[antlr-interest] ambigous lexer tokens

Thu Jun 28 03:20:28 PDT 2007

El 28/6/2007, a las 11:54, Torsten Curdt escribió:

> On 28.06.2007, at 11:13, Wincent Colaiuta wrote:
>
>> El 27/6/2007, a las 22:44, Torsten Curdt escribió:
>>
>>> I would like to write a grammar for the following output:
>>>
>>>  drwxr-xr-x   23 tcurdt  tcurdt    782 Jun 24 22:54 ..
>>>  -rw-r--r--    1 tcurdt  tcurdt  18545 Nov  1  2006  
>>> ASMContentHandler.Rule.html
>>>
>>> Of course that means that the tokens (TYPE/MODS/INT/NAME/HOUR/ 
>>> YEAR) for the lexer are ambiguous.
>>> How should such a grammar look like? Pointers?
>>
>> I think you have a number of options:
>>
>> 1. Given that many of the tokens look the same, don't try to  
>> differentiate between them in the lexer. Instead handle everything  
>> in the parser.
>
> OK
>
>> 2. Use predicates in the lexer to turn alternatives on and off  
>> depending on which "column" you're in (ie. make a context- 
>> sensitive lexer).
>
> Could you give an example how that would look like?

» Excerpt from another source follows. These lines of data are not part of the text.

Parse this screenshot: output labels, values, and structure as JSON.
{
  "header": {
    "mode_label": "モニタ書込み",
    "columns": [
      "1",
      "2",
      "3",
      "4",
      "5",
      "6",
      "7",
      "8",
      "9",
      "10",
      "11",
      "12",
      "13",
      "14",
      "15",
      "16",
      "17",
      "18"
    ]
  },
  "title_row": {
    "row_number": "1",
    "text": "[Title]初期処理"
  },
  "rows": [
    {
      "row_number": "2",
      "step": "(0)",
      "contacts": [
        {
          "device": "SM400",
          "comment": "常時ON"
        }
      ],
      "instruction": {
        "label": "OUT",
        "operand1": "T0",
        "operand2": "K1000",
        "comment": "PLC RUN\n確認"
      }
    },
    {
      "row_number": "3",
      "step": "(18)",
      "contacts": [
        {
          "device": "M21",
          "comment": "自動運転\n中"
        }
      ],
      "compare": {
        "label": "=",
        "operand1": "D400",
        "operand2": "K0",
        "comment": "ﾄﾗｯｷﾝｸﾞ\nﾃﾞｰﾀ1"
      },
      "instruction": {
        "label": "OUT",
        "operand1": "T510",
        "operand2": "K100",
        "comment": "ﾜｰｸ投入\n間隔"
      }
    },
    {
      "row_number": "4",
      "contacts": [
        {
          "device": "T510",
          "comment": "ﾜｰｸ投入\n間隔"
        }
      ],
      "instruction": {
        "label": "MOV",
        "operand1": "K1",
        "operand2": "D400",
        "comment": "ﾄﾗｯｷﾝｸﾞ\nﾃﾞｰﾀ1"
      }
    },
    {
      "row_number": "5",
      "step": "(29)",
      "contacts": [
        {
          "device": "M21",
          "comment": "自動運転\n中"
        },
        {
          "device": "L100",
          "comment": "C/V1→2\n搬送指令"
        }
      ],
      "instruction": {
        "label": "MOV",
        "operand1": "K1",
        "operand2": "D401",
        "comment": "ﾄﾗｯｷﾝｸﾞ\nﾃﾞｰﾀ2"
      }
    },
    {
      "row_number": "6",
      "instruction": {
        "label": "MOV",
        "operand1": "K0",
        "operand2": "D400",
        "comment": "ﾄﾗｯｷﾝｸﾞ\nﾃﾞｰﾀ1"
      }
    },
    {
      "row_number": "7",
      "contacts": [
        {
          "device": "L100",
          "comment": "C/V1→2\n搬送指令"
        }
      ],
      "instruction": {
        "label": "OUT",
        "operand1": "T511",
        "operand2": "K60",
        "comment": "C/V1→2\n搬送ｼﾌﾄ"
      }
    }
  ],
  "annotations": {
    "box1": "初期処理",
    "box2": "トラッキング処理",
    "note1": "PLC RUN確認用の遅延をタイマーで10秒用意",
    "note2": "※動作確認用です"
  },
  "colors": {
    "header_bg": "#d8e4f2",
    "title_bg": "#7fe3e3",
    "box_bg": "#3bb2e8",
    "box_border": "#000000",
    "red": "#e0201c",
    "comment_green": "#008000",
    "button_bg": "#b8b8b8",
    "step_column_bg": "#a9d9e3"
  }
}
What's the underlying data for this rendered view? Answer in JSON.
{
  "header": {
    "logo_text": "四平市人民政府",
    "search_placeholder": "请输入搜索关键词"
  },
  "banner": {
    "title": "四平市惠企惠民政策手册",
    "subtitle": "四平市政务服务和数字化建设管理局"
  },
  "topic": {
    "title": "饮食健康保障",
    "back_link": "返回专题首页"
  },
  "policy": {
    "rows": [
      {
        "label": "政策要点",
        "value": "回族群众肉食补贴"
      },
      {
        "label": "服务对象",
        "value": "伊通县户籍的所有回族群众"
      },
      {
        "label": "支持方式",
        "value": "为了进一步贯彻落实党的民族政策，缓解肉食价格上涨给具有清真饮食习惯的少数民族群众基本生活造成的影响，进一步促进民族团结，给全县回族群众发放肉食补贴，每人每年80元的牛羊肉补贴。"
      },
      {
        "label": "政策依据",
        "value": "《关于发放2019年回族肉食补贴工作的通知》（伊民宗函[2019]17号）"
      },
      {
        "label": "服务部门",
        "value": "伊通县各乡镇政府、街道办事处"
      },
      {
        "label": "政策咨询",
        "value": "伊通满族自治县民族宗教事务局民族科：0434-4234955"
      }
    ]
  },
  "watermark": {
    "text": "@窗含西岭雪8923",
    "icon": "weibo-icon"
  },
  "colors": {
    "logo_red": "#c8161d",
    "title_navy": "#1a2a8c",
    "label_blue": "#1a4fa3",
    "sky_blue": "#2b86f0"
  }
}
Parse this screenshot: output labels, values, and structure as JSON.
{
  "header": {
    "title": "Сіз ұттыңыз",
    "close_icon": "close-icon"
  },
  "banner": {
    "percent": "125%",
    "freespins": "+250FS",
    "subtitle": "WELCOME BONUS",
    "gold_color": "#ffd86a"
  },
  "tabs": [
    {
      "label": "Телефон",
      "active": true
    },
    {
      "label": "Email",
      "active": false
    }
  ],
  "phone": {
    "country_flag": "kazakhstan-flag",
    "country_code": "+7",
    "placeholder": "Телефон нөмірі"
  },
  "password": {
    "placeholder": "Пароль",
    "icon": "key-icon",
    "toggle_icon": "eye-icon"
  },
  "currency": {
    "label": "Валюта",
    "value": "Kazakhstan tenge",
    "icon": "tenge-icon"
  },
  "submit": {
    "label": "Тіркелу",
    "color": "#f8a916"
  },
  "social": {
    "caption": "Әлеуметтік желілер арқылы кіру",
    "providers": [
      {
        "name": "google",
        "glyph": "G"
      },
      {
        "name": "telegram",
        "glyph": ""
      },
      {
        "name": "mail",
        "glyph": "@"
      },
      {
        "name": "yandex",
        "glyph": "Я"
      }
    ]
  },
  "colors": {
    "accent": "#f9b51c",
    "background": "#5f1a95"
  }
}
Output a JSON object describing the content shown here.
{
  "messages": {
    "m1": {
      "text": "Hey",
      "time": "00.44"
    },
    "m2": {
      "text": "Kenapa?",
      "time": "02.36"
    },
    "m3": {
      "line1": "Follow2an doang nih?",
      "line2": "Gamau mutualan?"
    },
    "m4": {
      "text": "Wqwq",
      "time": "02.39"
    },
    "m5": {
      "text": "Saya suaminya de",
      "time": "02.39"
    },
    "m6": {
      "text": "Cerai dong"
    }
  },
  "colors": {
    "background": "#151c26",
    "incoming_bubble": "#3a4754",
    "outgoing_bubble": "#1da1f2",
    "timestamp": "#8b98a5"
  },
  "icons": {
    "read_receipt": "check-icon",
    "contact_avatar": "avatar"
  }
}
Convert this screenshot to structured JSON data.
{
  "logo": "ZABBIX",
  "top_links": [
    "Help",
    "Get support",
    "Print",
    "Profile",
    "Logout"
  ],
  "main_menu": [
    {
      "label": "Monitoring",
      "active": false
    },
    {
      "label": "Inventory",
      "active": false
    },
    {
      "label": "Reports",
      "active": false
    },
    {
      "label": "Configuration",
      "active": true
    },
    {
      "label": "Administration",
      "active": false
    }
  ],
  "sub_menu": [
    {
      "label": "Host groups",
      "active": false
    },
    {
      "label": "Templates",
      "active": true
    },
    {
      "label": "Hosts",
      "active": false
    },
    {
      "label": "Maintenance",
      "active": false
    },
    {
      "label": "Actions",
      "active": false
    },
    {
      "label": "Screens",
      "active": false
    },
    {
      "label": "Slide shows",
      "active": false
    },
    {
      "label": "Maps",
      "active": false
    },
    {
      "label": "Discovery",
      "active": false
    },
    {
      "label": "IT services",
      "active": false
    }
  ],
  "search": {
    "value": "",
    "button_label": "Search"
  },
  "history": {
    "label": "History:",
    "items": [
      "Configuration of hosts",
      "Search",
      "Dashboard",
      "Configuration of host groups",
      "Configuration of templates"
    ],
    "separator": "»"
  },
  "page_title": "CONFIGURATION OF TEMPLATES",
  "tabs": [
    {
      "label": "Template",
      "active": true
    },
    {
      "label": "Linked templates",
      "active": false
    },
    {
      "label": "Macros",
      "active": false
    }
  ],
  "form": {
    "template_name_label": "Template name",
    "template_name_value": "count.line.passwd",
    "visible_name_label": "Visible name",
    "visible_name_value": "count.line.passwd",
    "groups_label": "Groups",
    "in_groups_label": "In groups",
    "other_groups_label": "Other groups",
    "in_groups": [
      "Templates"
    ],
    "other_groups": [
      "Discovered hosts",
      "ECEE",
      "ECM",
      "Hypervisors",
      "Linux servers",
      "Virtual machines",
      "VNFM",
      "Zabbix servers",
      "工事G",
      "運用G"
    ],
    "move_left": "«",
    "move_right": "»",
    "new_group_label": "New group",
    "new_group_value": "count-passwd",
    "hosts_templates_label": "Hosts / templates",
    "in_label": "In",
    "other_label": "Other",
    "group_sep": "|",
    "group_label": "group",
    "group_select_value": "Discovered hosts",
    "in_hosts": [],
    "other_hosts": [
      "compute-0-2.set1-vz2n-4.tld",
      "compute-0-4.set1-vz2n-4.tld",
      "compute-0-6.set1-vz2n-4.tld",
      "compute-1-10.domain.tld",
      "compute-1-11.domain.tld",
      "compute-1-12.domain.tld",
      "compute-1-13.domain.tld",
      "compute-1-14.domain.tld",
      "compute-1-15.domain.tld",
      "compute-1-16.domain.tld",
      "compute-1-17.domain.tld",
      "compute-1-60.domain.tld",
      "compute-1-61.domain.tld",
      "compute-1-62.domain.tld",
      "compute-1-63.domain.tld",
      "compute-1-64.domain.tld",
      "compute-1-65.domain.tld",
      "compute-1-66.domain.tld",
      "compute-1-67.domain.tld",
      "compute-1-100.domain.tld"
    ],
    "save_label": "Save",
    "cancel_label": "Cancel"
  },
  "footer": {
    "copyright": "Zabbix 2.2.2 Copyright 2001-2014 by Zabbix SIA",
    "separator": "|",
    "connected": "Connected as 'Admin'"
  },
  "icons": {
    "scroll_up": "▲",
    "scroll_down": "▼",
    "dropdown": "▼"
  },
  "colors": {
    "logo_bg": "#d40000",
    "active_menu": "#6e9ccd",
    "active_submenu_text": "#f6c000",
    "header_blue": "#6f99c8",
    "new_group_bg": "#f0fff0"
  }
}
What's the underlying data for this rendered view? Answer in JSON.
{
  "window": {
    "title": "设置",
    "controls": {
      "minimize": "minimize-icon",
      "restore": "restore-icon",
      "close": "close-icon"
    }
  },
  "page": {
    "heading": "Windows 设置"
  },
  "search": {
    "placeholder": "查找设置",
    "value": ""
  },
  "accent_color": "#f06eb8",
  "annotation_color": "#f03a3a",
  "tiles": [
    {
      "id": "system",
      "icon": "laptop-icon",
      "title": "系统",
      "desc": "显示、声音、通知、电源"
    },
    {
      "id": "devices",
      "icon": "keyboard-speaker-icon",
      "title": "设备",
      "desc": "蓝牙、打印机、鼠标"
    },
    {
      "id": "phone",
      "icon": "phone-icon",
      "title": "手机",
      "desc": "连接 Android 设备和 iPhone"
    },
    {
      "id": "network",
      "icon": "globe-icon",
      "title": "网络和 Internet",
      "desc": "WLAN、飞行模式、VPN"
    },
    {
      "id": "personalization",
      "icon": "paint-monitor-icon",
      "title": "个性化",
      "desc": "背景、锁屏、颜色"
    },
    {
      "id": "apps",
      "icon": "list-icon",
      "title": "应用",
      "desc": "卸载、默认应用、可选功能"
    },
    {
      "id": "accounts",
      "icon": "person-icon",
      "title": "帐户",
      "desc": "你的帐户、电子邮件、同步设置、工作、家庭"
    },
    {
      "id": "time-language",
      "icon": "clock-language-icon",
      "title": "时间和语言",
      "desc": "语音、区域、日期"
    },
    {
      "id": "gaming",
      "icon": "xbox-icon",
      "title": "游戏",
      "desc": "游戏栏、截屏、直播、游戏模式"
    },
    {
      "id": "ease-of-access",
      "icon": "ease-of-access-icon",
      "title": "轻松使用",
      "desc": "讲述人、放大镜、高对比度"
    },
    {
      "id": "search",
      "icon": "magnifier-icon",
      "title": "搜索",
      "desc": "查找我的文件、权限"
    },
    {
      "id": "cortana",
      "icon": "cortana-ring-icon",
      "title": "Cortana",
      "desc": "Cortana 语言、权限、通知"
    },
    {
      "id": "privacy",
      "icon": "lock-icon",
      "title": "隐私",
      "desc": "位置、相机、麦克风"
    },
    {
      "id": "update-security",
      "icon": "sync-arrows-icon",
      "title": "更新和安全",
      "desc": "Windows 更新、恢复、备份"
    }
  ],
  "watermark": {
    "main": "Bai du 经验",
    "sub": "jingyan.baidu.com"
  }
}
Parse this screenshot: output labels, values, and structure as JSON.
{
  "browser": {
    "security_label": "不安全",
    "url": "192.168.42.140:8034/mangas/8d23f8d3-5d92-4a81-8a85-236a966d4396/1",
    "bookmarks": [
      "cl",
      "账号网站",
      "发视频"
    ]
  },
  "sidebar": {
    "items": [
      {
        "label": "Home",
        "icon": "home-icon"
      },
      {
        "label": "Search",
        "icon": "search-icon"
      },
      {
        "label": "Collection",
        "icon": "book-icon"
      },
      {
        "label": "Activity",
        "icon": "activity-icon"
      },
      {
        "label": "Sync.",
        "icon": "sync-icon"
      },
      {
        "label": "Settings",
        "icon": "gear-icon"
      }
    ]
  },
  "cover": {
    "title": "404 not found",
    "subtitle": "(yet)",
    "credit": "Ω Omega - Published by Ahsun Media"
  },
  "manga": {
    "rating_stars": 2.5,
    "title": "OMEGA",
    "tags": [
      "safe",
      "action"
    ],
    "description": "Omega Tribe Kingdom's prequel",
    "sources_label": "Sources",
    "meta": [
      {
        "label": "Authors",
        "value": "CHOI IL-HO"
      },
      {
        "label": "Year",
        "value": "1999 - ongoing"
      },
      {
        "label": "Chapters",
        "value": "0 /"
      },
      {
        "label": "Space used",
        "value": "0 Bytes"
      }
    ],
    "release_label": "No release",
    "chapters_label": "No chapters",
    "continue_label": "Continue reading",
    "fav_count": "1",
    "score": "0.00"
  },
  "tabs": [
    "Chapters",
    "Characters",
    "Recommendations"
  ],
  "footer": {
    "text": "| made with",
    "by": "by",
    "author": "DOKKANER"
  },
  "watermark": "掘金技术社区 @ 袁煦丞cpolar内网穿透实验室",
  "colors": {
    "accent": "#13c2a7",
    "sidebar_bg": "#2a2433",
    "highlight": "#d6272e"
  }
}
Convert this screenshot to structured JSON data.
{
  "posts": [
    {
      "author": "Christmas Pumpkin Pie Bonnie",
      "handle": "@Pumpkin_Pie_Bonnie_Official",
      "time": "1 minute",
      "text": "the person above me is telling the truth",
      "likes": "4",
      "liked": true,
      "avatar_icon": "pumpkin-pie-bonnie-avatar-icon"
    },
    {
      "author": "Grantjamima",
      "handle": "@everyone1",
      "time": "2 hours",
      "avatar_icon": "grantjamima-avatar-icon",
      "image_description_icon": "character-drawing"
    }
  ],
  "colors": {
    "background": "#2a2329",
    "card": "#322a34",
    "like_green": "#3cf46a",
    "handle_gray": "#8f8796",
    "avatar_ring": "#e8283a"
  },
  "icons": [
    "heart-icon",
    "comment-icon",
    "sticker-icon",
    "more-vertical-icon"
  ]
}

Well, here's one (untested) idea: one way might be to modify your WS  
rule to increment a "column" counter whenever a run of spaces is  
seen; you'd have to set up the column counter in your @lexer::members  
section (exactly how you set up and initialize that variable is  
dependent on your target language):

   WS : ' '+ { column++; };

And then modify your NEWLINE rule to reset the column counter:

   NEWLINE : '\r'? '\n' { column = 0; };

Now you can prefix your rules with gated semantic predicates,  
effectively turning them on/off depending on the input column; for  
example, you only want your INT rule to be applied in columns 4 and 10:

   INT : { column == 4 || column == 10 }?=> '0'..'9'+ ;

And so on... Obviously if columns are whitespace delimited you need  
to roll your "TYPE" and "MODS" rules into one, and also remember that  
your final column (the file name) may actually contain whitespace so  
to scan filenames you probably want a rule like:

   FILENAME : { column > 8 }?=> ~('\n' | '\r')+ ;

Or alternatively, make your WS rule only apply in the leftmost  
columns and apply your FILENAME rule in column 9 only:

   WS : { column < 9 }?=> ' '+ { column++; };
   FILENAME : { column == 9 }?=> ~('\n' | '\r')+ ;

So I think this could be made to work (although not sure how you'd  
handle filenames with embedded newlines), but it starts to look  
pretty complex (look at the source code for the generated lexer), and  
in that case it seems easier/simpler to just write a simple parser by  
hand...

Cheers,
Wincent